I had the same plan. It's plenty for surfing the web but you have to be careful about downloading. I would wait until the end of the month to download to ensure I wouldn't accidentally go over my limit. It's very costly after you go over your limit.
posted by itsamonkeytree at 2:22 PM on August 28, 2010

"Netflix streams HD content using Microsoft VC1AP encoding at a bitrate of between 2600kbps and 3800kbps"
Thus for HD movies: 3000kbps / 8 = 375KB/s * 3600 = 1.4GB/hour. This if for HD content, so I expect that SD would be significantly less (probably only 25% or 10% of the HD number, which puts us back in the range of what WhiteWhale said above).

My recommendation would be to download a bandwidth monitor for your laptop and use it to find your typical GB/day usage. Also, it will help you monitor your usage while you are on the verizon card.

I've never tried to do this on anything besides an android phone (for which I recommend NetCounter), but for mac you could try MenuMeters which has a number of nice graphic options, but I am unsure if it tracks cumulative bytes downloaded. For windows, not sure, but let me recommend The Google and maybe this link
posted by Phredward at 2:37 PM on August 28, 2010

For Windows tracking, NetLimiter Monitor seems pretty nice (I use it 'cause we only have 20/GB month on home broadband).

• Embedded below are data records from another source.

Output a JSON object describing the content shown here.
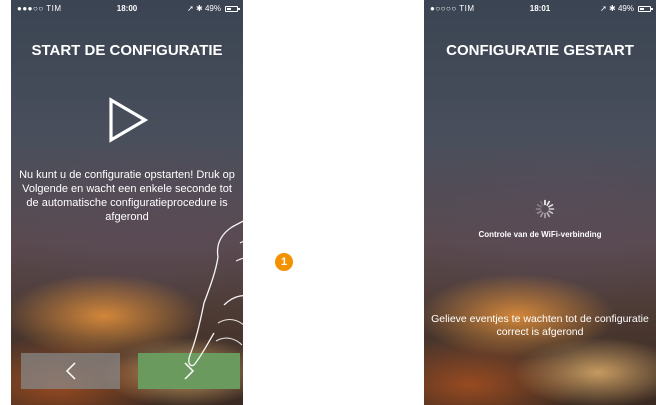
{
  "accent_color": "#f39200",
  "left_screen": {
    "status_bar": {
      "carrier": "●●●○○ TIM",
      "time": "18:00",
      "battery": "49%",
      "battery_level": 0.49
    },
    "title": "START DE CONFIGURATIE",
    "icon": "play-icon",
    "message": "Nu kunt u de configuratie opstarten! Druk op Volgende en wacht een enkele seconde tot de automatische configuratieprocedure is afgerond",
    "back_icon": "chevron-left-icon",
    "next_icon": "chevron-right-icon"
  },
  "right_screen": {
    "status_bar": {
      "carrier": "●○○○○ TIM",
      "time": "18:01",
      "battery": "49%",
      "battery_level": 0.49
    },
    "title": "CONFIGURATIE GESTART",
    "icon": "spinner-icon",
    "checking_text": "Controle van de WiFi-verbinding",
    "wait_message": "Gelieve eventjes te wachten tot de configuratie correct is afgerond"
  },
  "callout": {
    "number": "1"
  }
}
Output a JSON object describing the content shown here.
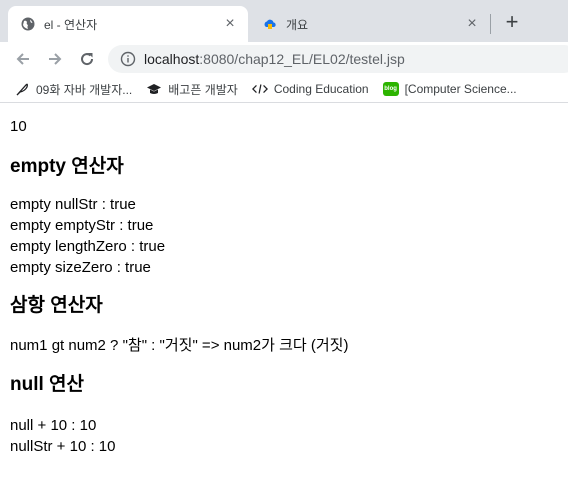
{
  "browser": {
    "tabs": [
      {
        "title": "el - 연산자",
        "close": "×"
      },
      {
        "title": "개요",
        "close": "×"
      }
    ],
    "new_tab": "+",
    "url_host": "localhost",
    "url_path": ":8080/chap12_EL/EL02/testel.jsp",
    "bookmarks": [
      {
        "label": "09화 자바 개발자...",
        "icon": "feather-icon"
      },
      {
        "label": "배고픈 개발자",
        "icon": "graduation-cap-icon"
      },
      {
        "label": "Coding Education",
        "icon": "code-icon"
      },
      {
        "label": "[Computer Science...",
        "icon": "blog-icon",
        "icon_text": "blog"
      }
    ]
  },
  "page": {
    "first_line": "10",
    "sections": [
      {
        "heading": "empty 연산자",
        "lines": [
          "empty nullStr : true",
          "empty emptyStr : true",
          "empty lengthZero : true",
          "empty sizeZero : true"
        ]
      },
      {
        "heading": "삼항 연산자",
        "lines": [
          "num1 gt num2 ? \"참\" : \"거짓\" => num2가 크다 (거짓)"
        ]
      },
      {
        "heading": "null 연산",
        "lines": [
          "null + 10 : 10",
          "nullStr + 10 : 10"
        ]
      }
    ]
  }
}
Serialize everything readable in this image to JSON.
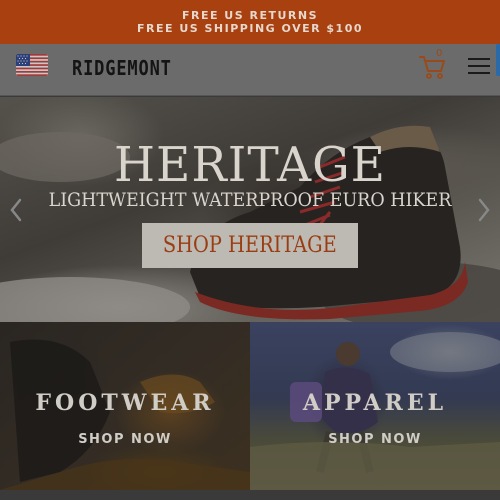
{
  "promo": {
    "line1": "FREE US RETURNS",
    "line2": "FREE US SHIPPING OVER $100"
  },
  "header": {
    "flag_icon": "us-flag-icon",
    "logo": "RIDGEMONT",
    "cart_icon": "cart-icon",
    "cart_count": "0",
    "menu_icon": "hamburger-menu-icon"
  },
  "hero": {
    "title": "HERITAGE",
    "subtitle": "LIGHTWEIGHT WATERPROOF EURO HIKER",
    "cta_label": "SHOP HERITAGE",
    "prev_icon": "chevron-left-icon",
    "next_icon": "chevron-right-icon"
  },
  "categories": [
    {
      "title": "FOOTWEAR",
      "cta": "SHOP NOW"
    },
    {
      "title": "APPAREL",
      "cta": "SHOP NOW"
    }
  ],
  "colors": {
    "promo_bg": "#a84010",
    "accent": "#9a3d12"
  }
}
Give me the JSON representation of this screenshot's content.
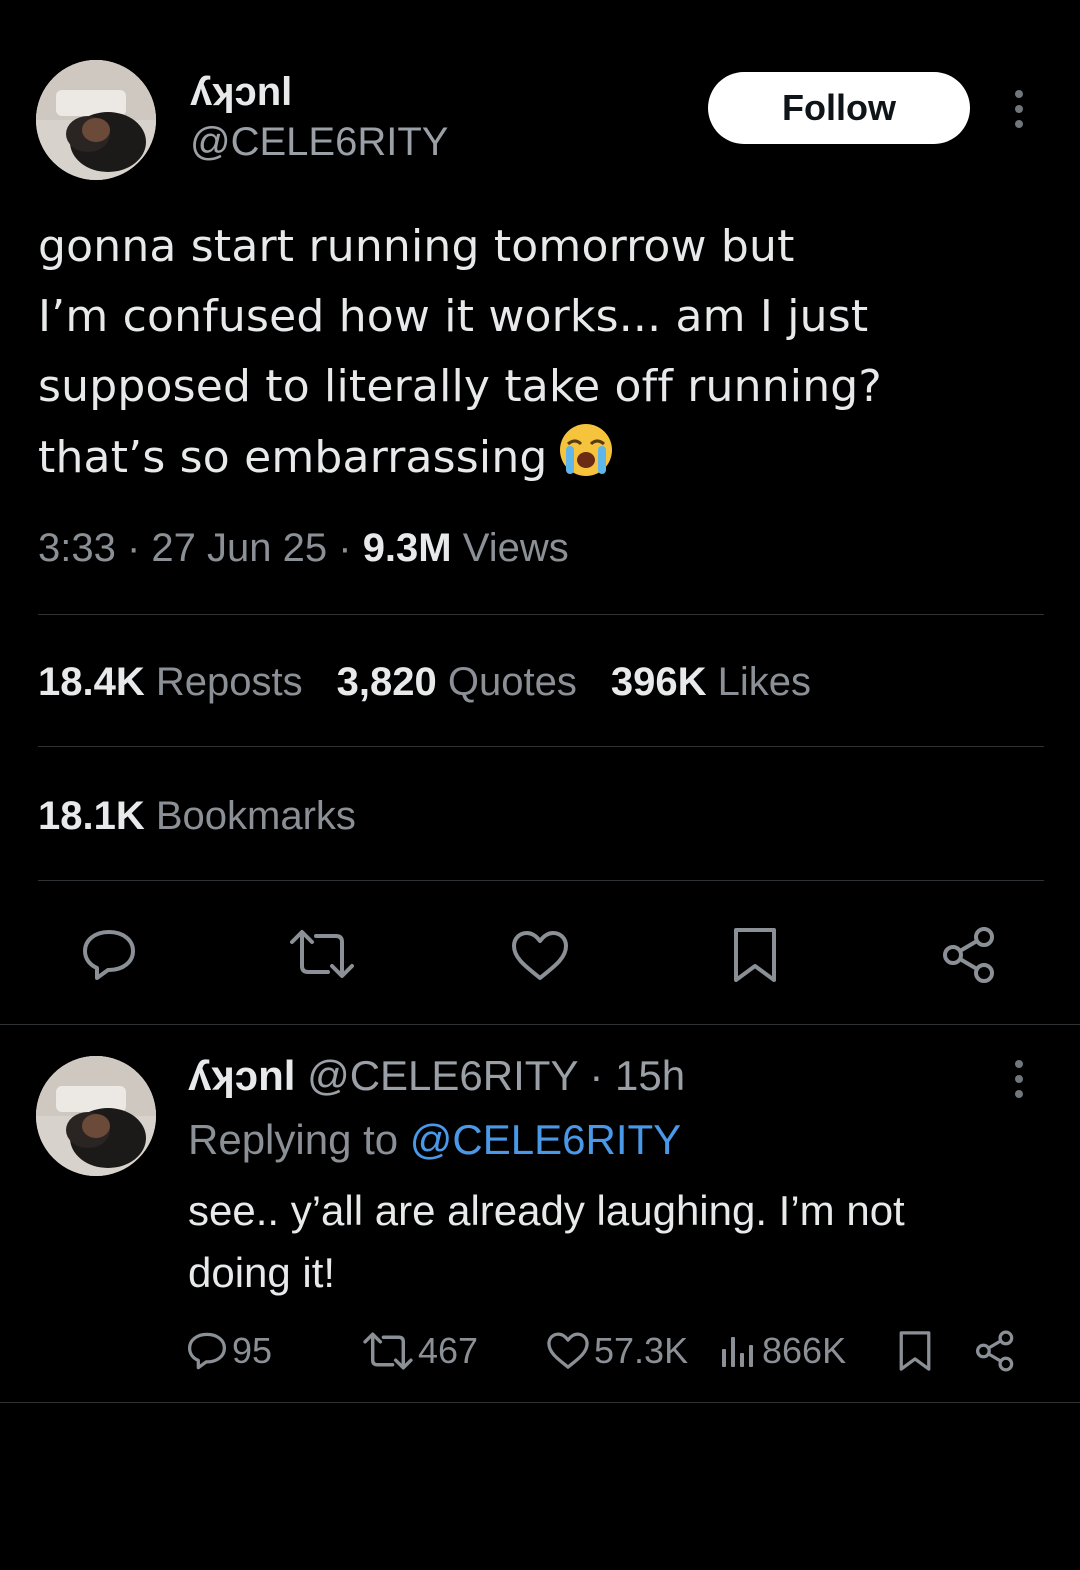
{
  "tweet": {
    "author": {
      "display_name": "ʎʞɔnl",
      "handle": "@CELE6RITY"
    },
    "follow_label": "Follow",
    "text_lines": [
      "gonna start running tomorrow but",
      "I’m confused how it works... am I just",
      "supposed to literally take off running?",
      "that’s so embarrassing"
    ],
    "emoji": "loudly-crying-face",
    "time": "3:33",
    "date": "27 Jun 25",
    "views_count": "9.3M",
    "views_label": "Views",
    "reposts_count": "18.4K",
    "reposts_label": "Reposts",
    "quotes_count": "3,820",
    "quotes_label": "Quotes",
    "likes_count": "396K",
    "likes_label": "Likes",
    "bookmarks_count": "18.1K",
    "bookmarks_label": "Bookmarks",
    "actions": [
      "reply-icon",
      "repost-icon",
      "like-icon",
      "bookmark-icon",
      "share-icon"
    ]
  },
  "reply": {
    "author": {
      "display_name": "ʎʞɔnl",
      "handle": "@CELE6RITY",
      "time": "15h"
    },
    "replying_prefix": "Replying to",
    "replying_to": "@CELE6RITY",
    "text_lines": [
      "see.. y’all are already laughing. I’m not",
      "doing it!"
    ],
    "replies": "95",
    "reposts": "467",
    "likes": "57.3K",
    "views": "866K"
  },
  "colors": {
    "background": "#000000",
    "primary_text": "#e7e9ea",
    "secondary_text": "#8b9096",
    "divider": "#2f3336",
    "link": "#4a99e9",
    "follow_bg": "#ffffff"
  }
}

Oh yeah, and if you've never used metered data before, it probably goes faster than you think. Keep an eye on your usage if you don't want an angry call from your wallet.
posted by nrobertson at 8:08 PM on August 28, 2010

Netflix also uses dynamic-quality streaming: If you have a fast connection, you automatically get higher-quality video than if you have a slower connection. (As opposed to something like YouTube, where you get the video quality you select, no matter how fast or slow it loads.) Also, if your connection speed changes in the middle of a streaming session, the video quality will change on the fly.

So if you want to watch more than 17 movies per month (assuming WhiteWhale's estimation is correct), find some way to throttle your web browser's allowed bandwidth.
posted by clorox at 8:20 PM on August 28, 2010

Response by poster: Thanks, you all were a big help. I definitely will watch about going over the limit.